- Created by: Martin Manulis
- Directed by: David Alexander Sidney Lumet Paul Nickell Franklin J. Schaffner Herbert B. Swope Jr.
- Country of origin: United States
- No. of seasons: 1
- No. of episodes: 9

Production
- Producers: Martin Manulis Felix Jackson
- Running time: 60 mins

Original release
- Network: CBS
- Release: September 15, 1954 – May 4, 1955

= The Best of Broadway =

The Best of Broadway is a 60-minute live television anthology series that aired on CBS Television on Wednesdays at 10 p.m. Eastern Standard Time from September 15, 1954, to May 4, 1955, for a total of nine episodes. Each show was broadcast live in color from New York City, was an adaptation of a famous Broadway play, and included commercials for Westinghouse featuring Betty Furness. Using a "giant new studio," plays were presented in front of a studio audience, which contributed a Broadway-like element.

== Production ==
This series ran every fourth week, with Pabst Blue Ribbon Bouts being aired the other three weeks.

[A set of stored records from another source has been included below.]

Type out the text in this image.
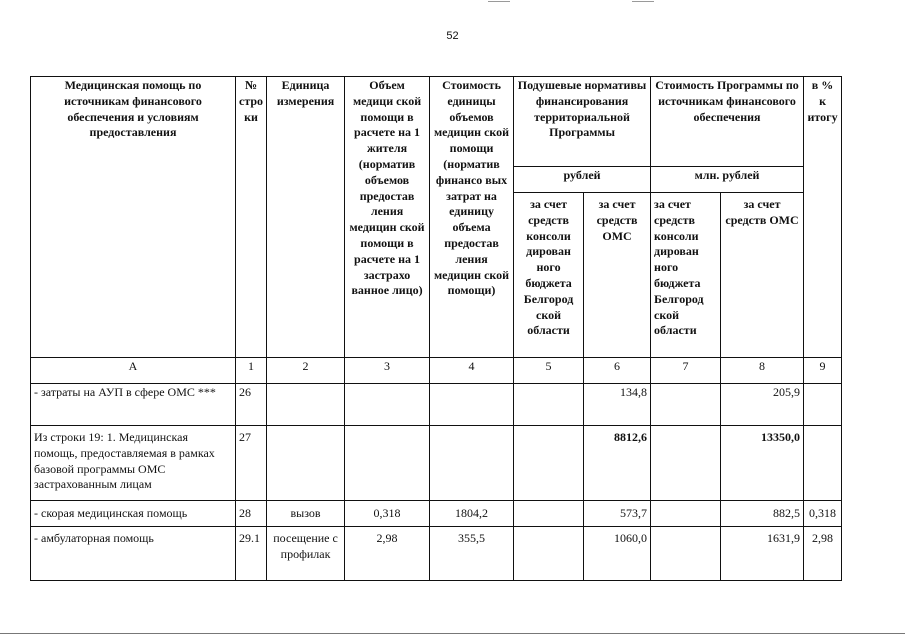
52
Медицинская помощь по источникам финансового обеспечения и условиям предоставления	№ стро ки	Единица измерения	Объем медици ской помощи в расчете на 1 жителя (норматив объемов предостав ления медицин ской помощи в расчете на 1 застрахо ванное лицо)	Стоимость единицы объемов медицин ской помощи (норматив финансо вых затрат на единицу объема предостав ления медицин ской помощи)	Подушевые нормативы финансирования территориальной Программы		Стоимость Программы по источникам финансового обеспечения		в % к итогу
					рублей		млн. рублей		
					за счет средств консоли дирован ного бюджета Белгород ской области	за счет средств ОМС	за счет средств консоли дирован ного бюджета Белгород ской области	за счет средств ОМС	
А	1	2	3	4	5	6	7	8	9
- затраты на АУП в сфере ОМС ***	26					134,8		205,9	
Из строки 19: 1. Медицинская помощь, предоставляемая в рамках базовой программы ОМС застрахованным лицам	27					8812,6		13350,0	
- скорая медицинская помощь	28	вызов	0,318	1804,2		573,7		882,5	0,318
- амбулаторная помощь	29.1	посещение с профилак	2,98	355,5		1060,0		1631,9	2,98
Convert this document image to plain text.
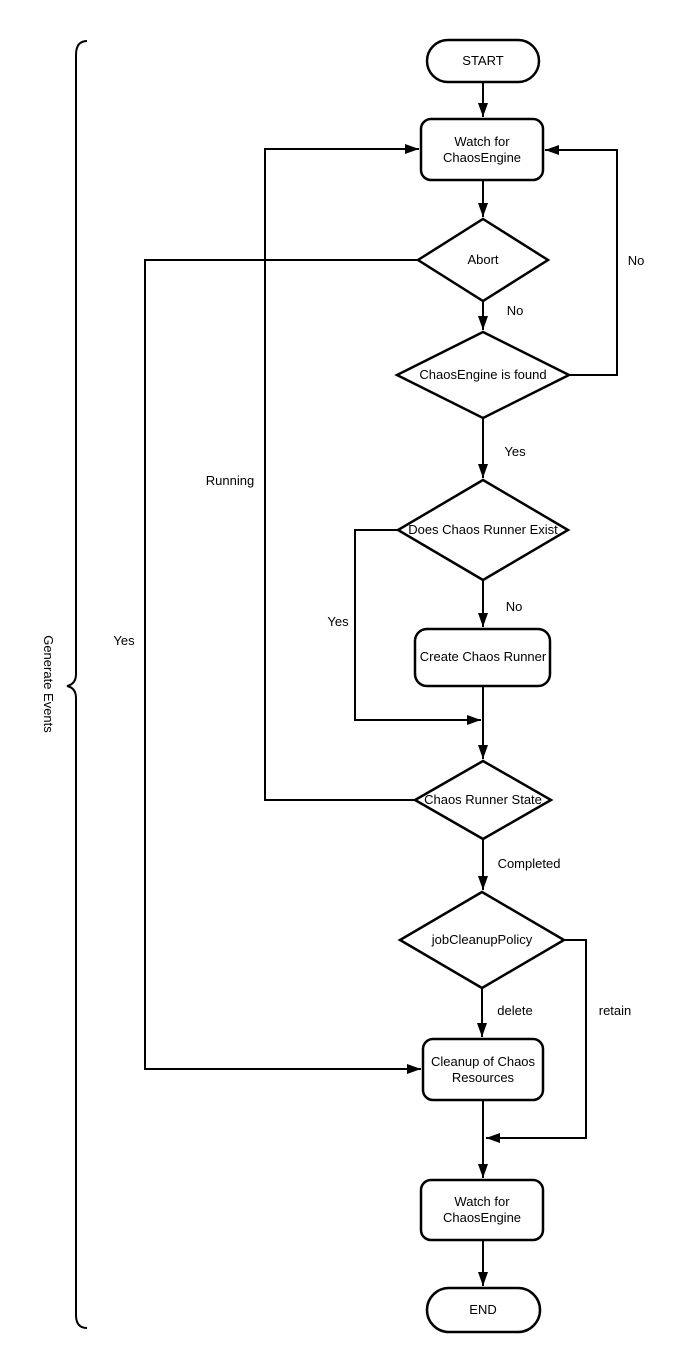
START
Watch for ChaosEngine
Abort
ChaosEngine is found
Does Chaos Runner Exist
Create Chaos Runner
Chaos Runner State
jobCleanupPolicy
Cleanup of Chaos Resources
Watch for ChaosEngine
END
No
No
Yes
No
Yes
Running
Completed
delete	retain
Yes
Generate Events
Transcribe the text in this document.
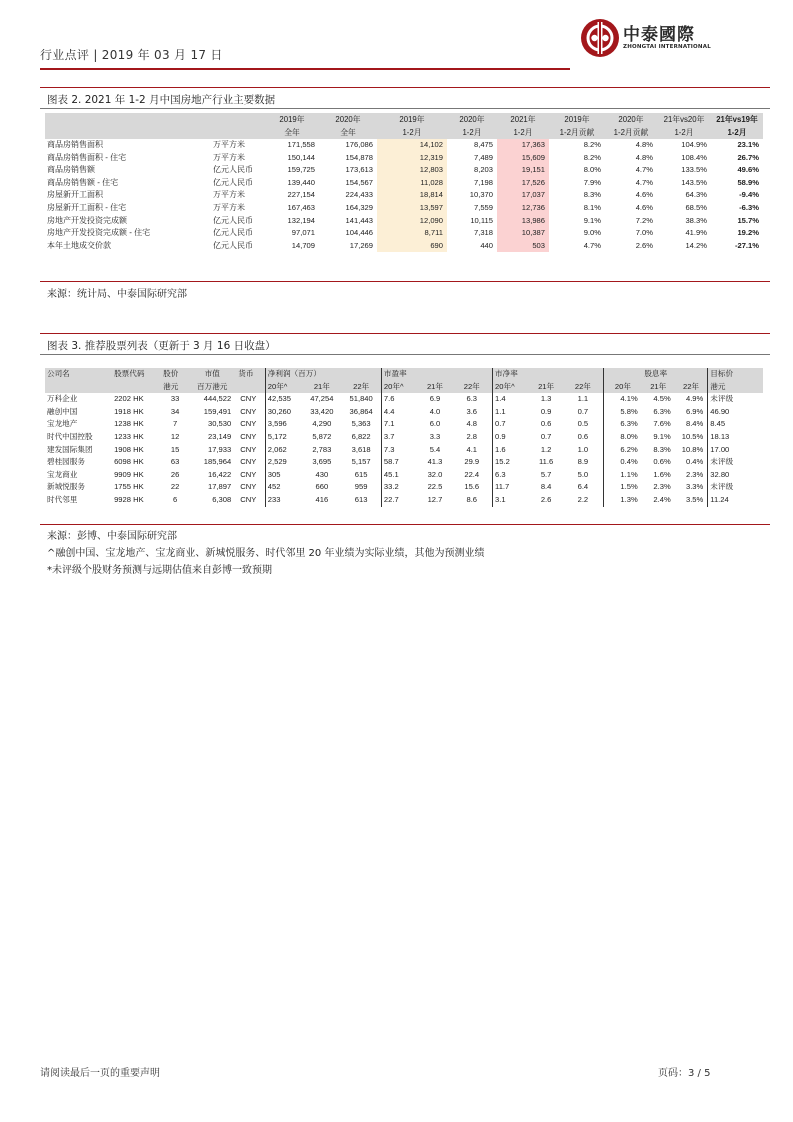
行业点评 | 2019 年 03 月 17 日
中泰國際
ZHONGTAI INTERNATIONAL
图表 2. 2021 年 1-2 月中国房地产行业主要数据
		2019年	2020年	2019年	2020年	2021年	2019年	2020年	21年vs20年	21年vs19年
		全年	全年	1-2月	1-2月	1-2月	1-2月贡献	1-2月贡献	1-2月	1-2月
商品房销售面积	万平方米	171,558	176,086	14,102	8,475	17,363	8.2%	4.8%	104.9%	23.1%
商品房销售面积 - 住宅	万平方米	150,144	154,878	12,319	7,489	15,609	8.2%	4.8%	108.4%	26.7%
商品房销售额	亿元人民币	159,725	173,613	12,803	8,203	19,151	8.0%	4.7%	133.5%	49.6%
商品房销售额 - 住宅	亿元人民币	139,440	154,567	11,028	7,198	17,526	7.9%	4.7%	143.5%	58.9%
房屋新开工面积	万平方米	227,154	224,433	18,814	10,370	17,037	8.3%	4.6%	64.3%	-9.4%
房屋新开工面积 - 住宅	万平方米	167,463	164,329	13,597	7,559	12,736	8.1%	4.6%	68.5%	-6.3%
房地产开发投资完成额	亿元人民币	132,194	141,443	12,090	10,115	13,986	9.1%	7.2%	38.3%	15.7%
房地产开发投资完成额 - 住宅	亿元人民币	97,071	104,446	8,711	7,318	10,387	9.0%	7.0%	41.9%	19.2%
本年土地成交价款	亿元人民币	14,709	17,269	690	440	503	4.7%	2.6%	14.2%	-27.1%
来源：统计局、中泰国际研究部
图表 3. 推荐股票列表（更新于 3 月 16 日收盘）
公司名	股票代码	股价	市值	货币	净利润（百万）			市盈率			市净率			股息率			目标价
		港元	百万港元		20年^	21年	22年	20年^	21年	22年	20年^	21年	22年	20年	21年	22年	港元
万科企业	2202 HK	33	444,522	CNY	42,535	47,254	51,840	7.6	6.9	6.3	1.4	1.3	1.1	4.1%	4.5%	4.9%	未评级
融创中国	1918 HK	34	159,491	CNY	30,260	33,420	36,864	4.4	4.0	3.6	1.1	0.9	0.7	5.8%	6.3%	6.9%	46.90
宝龙地产	1238 HK	7	30,530	CNY	3,596	4,290	5,363	7.1	6.0	4.8	0.7	0.6	0.5	6.3%	7.6%	8.4%	8.45
时代中国控股	1233 HK	12	23,149	CNY	5,172	5,872	6,822	3.7	3.3	2.8	0.9	0.7	0.6	8.0%	9.1%	10.5%	18.13
建发国际集团	1908 HK	15	17,933	CNY	2,062	2,783	3,618	7.3	5.4	4.1	1.6	1.2	1.0	6.2%	8.3%	10.8%	17.00
碧桂园服务	6098 HK	63	185,964	CNY	2,529	3,695	5,157	58.7	41.3	29.9	15.2	11.6	8.9	0.4%	0.6%	0.4%	未评级
宝龙商业	9909 HK	26	16,422	CNY	305	430	615	45.1	32.0	22.4	6.3	5.7	5.0	1.1%	1.6%	2.3%	32.80
新城悦服务	1755 HK	22	17,897	CNY	452	660	959	33.2	22.5	15.6	11.7	8.4	6.4	1.5%	2.3%	3.3%	未评级
时代邻里	9928 HK	6	6,308	CNY	233	416	613	22.7	12.7	8.6	3.1	2.6	2.2	1.3%	2.4%	3.5%	11.24
来源：彭博、中泰国际研究部
^融创中国、宝龙地产、宝龙商业、新城悦服务、时代邻里 20 年业绩为实际业绩，其他为预测业绩
*未评级个股财务预测与远期估值来自彭博一致预期
请阅读最后一页的重要声明	页码：3 / 5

The series originated from CBS Television Studio 72 at WCBS-TV. Martin Manulis was the initial producer, and Paul Nickell was the director. David Brookman was in charge of the music. In February 1955, Felix Jackson became the producer when Manulis began producing Climax!.

==Episodes==

|  | Play | Author(s) | Broadcast Date | Stars |
|---|---|---|---|---|
| 1 | The Royal Family | George S. Kaufman, Edna Ferber | September 15, 1954 | Charles Coburn, Claudette Colbert, Helen Hayes, Fredric March, Nancy Olson |
| 2 | The Man Who Came to Dinner | George S. Kaufman, Moss Hart | October 13, 1954 | Joan Bennett, Margaret Hamilton, Buster Keaton, Bert Lahr, Merle Oberon, ZaSu Pitts, Monty Woolley |
| 3 | Panama Hattie | Cole Porter, Herbert Fields, B. G. DeSylva | November 10, 1954 | Art Carney, Ethel Merman |
| 4 | The Philadelphia Story | Philip Barry | December 8, 1954 | Mary Astor, Herbert Marshall, Dorothy McGuire |
| 5 | Arsenic and Old Lace | Joseph Kesselring | January 5, 1955 | Billie Burke, Helen Hayes, Edward Everett Horton, Boris Karloff, Peter Lorre |
| 6 | The Show-Off | George Kelly | February 2, 1955 | Carleton Carpenter, Jackie Gleason, Thelma Ritter, Cathy O'Donnell, Alice Ghostley, Russell Collins |
| 7 | The Guardsman | Ferenc Molnár | March 2, 1955 | Claudette Colbert, Margaret Hamilton, Franchot Tone |
| 8 | Stage Door | George S. Kaufman, Edna Ferber (adapted by Gore Vidal) | April 6, 1955 | Rhonda Fleming, Elsa Lanchester, Diana Lynn, Victor Moore |
| 9 | Broadway | George Abbott, Philip Dunning | May 4, 1955 | Joseph Cotten, Piper Laurie, Gene Nelson, Akim Tamiroff, Keenan Wynn |

==Critical response==
A review of "The Show-Off" in the trade publication Variety said that the episode was "pretty feeble stuff" but that Gleason's performance kept it from being "a trying experience, indeed."